Book is x + 278 pp.; b/w illus. An anthology-style collection that includes Crossley-Holland's translations of Beowulf (originally published 1968) and many other poems, as well as prose texts translated by various scholars, organized by genre or type. Beowulf, the 18th text of 50, is the sole text in the section Epic. The book begins with Crossley-Holland's brief introduction (viii-x), and each section also has its own introduction. The collection concludes with a select bibliography (276-77). Several images of artifacts, manuscripts, or artworks are distributed throughout the book.
The Beowulf text begins:
Listen!
The fame of Danish kings
in days gone by, the daring feats
worked by those heroes are well known to us.
Scyld Scefing often deprived his enemies,
many tribes of men, of their mead-benches.

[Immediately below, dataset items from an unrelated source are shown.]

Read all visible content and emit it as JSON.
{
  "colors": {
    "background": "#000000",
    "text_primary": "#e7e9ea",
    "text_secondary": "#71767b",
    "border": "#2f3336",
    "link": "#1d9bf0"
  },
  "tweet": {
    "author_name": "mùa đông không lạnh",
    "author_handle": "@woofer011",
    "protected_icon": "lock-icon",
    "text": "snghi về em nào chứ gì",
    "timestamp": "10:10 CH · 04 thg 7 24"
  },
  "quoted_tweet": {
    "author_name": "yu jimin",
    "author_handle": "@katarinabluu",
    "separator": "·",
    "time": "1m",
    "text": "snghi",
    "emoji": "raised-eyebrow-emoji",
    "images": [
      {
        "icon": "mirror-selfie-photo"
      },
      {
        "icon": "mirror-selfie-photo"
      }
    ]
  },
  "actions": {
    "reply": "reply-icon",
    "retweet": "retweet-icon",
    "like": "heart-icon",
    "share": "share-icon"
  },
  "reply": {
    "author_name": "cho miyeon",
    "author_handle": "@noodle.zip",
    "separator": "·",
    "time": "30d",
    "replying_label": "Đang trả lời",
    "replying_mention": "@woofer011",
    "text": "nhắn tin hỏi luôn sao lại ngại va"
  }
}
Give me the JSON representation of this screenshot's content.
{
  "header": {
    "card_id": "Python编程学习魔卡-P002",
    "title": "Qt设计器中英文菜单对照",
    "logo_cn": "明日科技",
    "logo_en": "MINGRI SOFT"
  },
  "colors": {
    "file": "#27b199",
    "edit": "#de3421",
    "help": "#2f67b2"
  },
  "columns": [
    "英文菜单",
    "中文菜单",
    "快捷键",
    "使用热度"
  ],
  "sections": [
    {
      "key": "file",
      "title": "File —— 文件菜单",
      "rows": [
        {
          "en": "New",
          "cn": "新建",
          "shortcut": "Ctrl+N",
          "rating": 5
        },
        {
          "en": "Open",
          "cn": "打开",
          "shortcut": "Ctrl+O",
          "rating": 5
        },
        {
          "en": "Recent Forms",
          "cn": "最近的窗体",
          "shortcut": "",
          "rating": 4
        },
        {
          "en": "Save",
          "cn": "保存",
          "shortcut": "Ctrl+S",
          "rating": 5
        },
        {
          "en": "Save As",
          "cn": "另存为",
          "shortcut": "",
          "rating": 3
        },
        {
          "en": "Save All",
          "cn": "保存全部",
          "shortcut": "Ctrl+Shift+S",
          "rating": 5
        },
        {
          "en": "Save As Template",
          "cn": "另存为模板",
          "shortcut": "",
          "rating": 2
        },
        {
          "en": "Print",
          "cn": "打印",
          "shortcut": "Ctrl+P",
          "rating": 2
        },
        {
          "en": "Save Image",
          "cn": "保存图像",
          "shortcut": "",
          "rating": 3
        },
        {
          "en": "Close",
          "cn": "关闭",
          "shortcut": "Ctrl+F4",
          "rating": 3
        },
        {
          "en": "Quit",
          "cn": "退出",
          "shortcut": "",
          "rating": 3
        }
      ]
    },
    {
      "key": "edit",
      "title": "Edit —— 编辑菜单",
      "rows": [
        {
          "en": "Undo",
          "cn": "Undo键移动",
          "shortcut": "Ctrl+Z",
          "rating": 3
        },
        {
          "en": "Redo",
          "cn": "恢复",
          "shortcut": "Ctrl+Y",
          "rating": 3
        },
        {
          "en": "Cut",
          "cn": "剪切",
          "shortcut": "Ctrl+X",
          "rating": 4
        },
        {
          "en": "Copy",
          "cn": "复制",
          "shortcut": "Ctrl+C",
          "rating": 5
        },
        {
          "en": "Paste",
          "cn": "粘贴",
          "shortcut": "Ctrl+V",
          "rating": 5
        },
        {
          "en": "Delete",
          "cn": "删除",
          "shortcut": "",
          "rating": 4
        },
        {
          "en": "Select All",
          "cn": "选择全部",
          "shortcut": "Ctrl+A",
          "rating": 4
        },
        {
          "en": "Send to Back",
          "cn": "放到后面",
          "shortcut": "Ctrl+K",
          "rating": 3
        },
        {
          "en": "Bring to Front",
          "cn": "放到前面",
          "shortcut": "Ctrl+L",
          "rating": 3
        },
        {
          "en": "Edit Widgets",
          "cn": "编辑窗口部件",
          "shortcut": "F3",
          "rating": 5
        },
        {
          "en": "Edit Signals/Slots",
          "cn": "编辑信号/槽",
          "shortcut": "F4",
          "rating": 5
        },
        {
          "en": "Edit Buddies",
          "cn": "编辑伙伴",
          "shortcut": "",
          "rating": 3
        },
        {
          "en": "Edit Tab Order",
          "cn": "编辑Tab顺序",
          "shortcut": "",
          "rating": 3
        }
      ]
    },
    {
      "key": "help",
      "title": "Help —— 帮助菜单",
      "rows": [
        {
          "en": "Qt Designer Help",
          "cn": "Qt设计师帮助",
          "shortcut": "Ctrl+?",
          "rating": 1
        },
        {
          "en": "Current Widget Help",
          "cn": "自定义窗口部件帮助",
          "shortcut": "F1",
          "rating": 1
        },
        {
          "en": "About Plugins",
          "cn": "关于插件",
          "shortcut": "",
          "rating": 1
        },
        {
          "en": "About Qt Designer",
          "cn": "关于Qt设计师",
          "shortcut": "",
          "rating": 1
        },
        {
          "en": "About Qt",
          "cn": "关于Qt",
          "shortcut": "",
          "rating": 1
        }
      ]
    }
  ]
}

He terrified his foes; yet he, as a boy,
had been found a waif; fate made amends for that.
He prospered under heaven, won praise and honour,
until the men of every neighbouring tribe,
across the whale's way, were obliged to obey him
and pay him tribute. He was a noble king! (71)
And ends:
Then twelve brave warriors, sons of heroes,
rode round the barrow, sorrowing;
they mourned their king, chanted
an elegy, spoke about that great man:
they axalted his heroic life, lauded
his daring deeds; it is fitting for a man,
when his lord and friend must leave this life,
to mouth words in his praise
and to cherish his memory.
Thus the Geats, his hearth-companions,
grieved over the death of their lord;
they said that of all kings on earth
he was the kindest, the most gentle,
the most just to his people, the most eager for fame. (142)
Not in MO2.
BAM (from 1st U.S. edition: Totowa, NJ: Barnes & Noble Books, 1983).